Estimate your company's total carbon footprint across Scope 1, 2, and 3 emissions. Enter direct, energy, and supply chain data to see total CO2 in tonnes per year.
Businesses of all sizes contribute to climate change through their operations, energy purchases, and supply chains. Measuring a company's carbon footprint is the essential first step toward setting reduction targets, reporting to stakeholders, and meeting regulatory requirements. The GHG Protocol divides corporate emissions into three scopes: direct combustion (Scope 1), purchased energy (Scope 2), and value chain activities (Scope 3).
This Business Carbon Footprint Calculator simplifies the process by letting you enter estimates for each scope. For Scope 1, enter fuel consumption from company vehicles and onsite heating. For Scope 2, enter purchased electricity. For Scope 3, enter estimated supply chain and employee commuting emissions. The tool sums all three scopes into a total corporate footprint.
Whether you're a small business starting your sustainability journey or a larger firm benchmarking against industry averages, this calculator provides a quick, useful estimate that can guide more detailed auditing and reporting.
This measurement provides a critical foundation for energy auditing and sustainability reporting, helping organizations meet regulatory requirements and voluntary environmental commitments.
Corporate carbon measurement is increasingly required by regulators, investors, and customers. This calculator gives you a fast, structured estimate across all three emission scopes, helping you identify hotspots and set science-based reduction targets. Regular monitoring of this value helps energy teams detect usage anomalies early and address equipment malfunctions or operational issues before they drive utility costs higher.
Total CO2 = Scope 1 + Scope 2 + Scope 3. Scope 2 = Annual kWh × grid_factor / 1000 (in tonnes). Scopes 1 and 3 entered directly in tonnes.
Result: 1,130 tonnes CO2/year
Scope 1: 120 t. Scope 2: 500,000 × 0.42 / 1,000 = 210 t. Scope 3: 800 t. Total: 120 + 210 + 800 = 1,130 tonnes.
The GHG Protocol established three scopes to organize corporate emissions. Scope 1 is direct and easiest to control. Scope 2 depends on energy purchasing decisions. Scope 3 spans the entire value chain and is the most comprehensive but also the most challenging to measure accurately.
Begin by collecting utility bills (Scope 2) and fuel purchase records (Scope 1). For Scope 3, use spend-based estimates as an initial proxy: multiply total procurement spending by industry-average emission factors. Refine over time with supplier-specific data.
Measurement without action is pointless. Once you have a baseline, identify the top three emission sources and develop reduction plans.
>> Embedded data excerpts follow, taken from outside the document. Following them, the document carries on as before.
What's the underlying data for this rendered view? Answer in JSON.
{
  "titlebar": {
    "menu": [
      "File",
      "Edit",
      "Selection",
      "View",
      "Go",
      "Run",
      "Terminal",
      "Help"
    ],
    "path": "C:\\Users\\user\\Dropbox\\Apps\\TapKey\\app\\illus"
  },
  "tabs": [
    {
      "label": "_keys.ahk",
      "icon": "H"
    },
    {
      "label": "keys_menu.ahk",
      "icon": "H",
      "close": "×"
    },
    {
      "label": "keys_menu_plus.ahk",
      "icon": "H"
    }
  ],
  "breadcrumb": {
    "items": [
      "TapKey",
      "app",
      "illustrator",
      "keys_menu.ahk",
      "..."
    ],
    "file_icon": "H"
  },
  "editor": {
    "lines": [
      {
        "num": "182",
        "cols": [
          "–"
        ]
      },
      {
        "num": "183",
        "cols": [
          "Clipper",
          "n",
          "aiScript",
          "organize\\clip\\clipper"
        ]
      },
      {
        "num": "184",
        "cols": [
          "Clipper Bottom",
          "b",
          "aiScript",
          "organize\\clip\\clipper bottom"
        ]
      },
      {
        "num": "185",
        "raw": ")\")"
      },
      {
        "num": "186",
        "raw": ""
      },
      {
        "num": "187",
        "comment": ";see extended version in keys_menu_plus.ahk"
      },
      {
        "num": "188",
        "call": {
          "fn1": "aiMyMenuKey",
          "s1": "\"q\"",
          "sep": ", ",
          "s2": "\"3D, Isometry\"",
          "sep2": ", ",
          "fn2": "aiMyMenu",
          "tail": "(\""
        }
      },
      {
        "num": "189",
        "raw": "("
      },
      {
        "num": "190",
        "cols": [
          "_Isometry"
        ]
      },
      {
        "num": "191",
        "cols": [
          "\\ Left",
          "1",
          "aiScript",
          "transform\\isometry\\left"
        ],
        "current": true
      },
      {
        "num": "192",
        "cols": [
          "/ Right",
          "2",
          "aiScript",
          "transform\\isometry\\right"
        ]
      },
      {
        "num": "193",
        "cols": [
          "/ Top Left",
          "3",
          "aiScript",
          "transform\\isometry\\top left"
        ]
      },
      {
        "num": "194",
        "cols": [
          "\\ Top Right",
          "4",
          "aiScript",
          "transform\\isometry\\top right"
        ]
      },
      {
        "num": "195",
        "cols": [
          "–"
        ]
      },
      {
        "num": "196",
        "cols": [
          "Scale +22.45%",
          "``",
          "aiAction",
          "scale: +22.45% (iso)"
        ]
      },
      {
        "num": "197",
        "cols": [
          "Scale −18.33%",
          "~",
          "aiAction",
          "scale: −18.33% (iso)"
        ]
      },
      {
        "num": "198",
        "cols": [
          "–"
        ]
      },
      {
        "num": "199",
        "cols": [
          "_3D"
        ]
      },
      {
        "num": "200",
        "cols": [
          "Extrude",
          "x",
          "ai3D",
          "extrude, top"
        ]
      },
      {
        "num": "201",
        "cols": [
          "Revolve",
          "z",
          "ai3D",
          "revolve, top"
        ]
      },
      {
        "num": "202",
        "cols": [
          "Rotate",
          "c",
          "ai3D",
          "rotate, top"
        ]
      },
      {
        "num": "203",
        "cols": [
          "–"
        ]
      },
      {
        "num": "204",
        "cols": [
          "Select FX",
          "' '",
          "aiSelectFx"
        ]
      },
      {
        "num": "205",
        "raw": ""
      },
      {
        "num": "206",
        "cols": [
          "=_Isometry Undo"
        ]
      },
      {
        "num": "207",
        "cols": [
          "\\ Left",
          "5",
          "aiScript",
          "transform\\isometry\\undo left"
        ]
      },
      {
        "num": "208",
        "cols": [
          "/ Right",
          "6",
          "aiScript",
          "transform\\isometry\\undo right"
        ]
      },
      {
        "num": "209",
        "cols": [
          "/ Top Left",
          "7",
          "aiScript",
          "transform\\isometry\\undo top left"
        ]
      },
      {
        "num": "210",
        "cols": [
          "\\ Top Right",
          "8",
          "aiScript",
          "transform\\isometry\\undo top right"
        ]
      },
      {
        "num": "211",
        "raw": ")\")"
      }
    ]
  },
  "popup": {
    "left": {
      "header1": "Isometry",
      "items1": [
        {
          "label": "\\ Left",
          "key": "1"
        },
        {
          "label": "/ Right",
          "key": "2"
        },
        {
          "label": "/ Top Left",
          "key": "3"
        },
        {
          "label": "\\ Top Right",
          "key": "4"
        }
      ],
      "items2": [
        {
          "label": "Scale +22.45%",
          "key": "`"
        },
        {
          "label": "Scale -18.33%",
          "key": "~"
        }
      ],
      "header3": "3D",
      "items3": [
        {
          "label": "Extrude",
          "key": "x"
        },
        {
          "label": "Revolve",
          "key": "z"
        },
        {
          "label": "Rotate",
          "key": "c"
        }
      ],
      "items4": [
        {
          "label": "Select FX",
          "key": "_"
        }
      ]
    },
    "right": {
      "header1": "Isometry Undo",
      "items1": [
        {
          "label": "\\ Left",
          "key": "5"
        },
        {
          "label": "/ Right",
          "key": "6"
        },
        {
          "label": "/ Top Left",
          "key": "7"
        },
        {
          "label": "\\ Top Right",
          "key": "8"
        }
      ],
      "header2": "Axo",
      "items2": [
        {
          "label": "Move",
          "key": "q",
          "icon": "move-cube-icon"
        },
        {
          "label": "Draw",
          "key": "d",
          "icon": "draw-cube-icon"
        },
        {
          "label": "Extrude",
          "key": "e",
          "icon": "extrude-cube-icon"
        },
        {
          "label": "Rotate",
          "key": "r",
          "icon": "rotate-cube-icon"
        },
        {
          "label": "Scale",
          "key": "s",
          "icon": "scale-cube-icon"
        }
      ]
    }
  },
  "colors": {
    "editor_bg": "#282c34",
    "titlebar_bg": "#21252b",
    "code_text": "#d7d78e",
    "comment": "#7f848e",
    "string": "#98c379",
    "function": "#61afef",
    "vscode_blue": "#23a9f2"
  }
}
Common quick wins include switching to renewable electricity, optimizing logistics, and encouraging remote work.
Scope 1 covers direct emissions from sources owned or controlled by your company. This includes fuel burned in company vehicles, natural gas used for heating, and any onsite industrial processes that produce CO2.
Scope 2 covers indirect emissions from purchased electricity, steam, heating, and cooling. Even though the emissions occur at the power plant, they result from your energy consumption and are attributed to your company.
Scope 3 includes all other indirect emissions in your value chain: employee commuting, business travel, purchased goods, transportation, waste, and use of sold products. It's typically the largest and hardest scope to measure.
While not always legally required, knowing your footprint helps you reduce costs, meet customer expectations, and prepare for future regulations. Many SMEs start with Scopes 1 and 2, which are straightforward to estimate.
This calculator provides a screening-level estimate. For formal reporting (CDP, SBTi, SEC climate disclosures), you'll need detailed activity data and verified emission factors. Use this tool to get started and identify priority areas.
A science-based target aligns your emission reduction goals with the Paris Agreement's aim to limit warming to 1.5°C. The SBTi validates targets, typically requiring a 4.2% annual reduction in absolute emissions.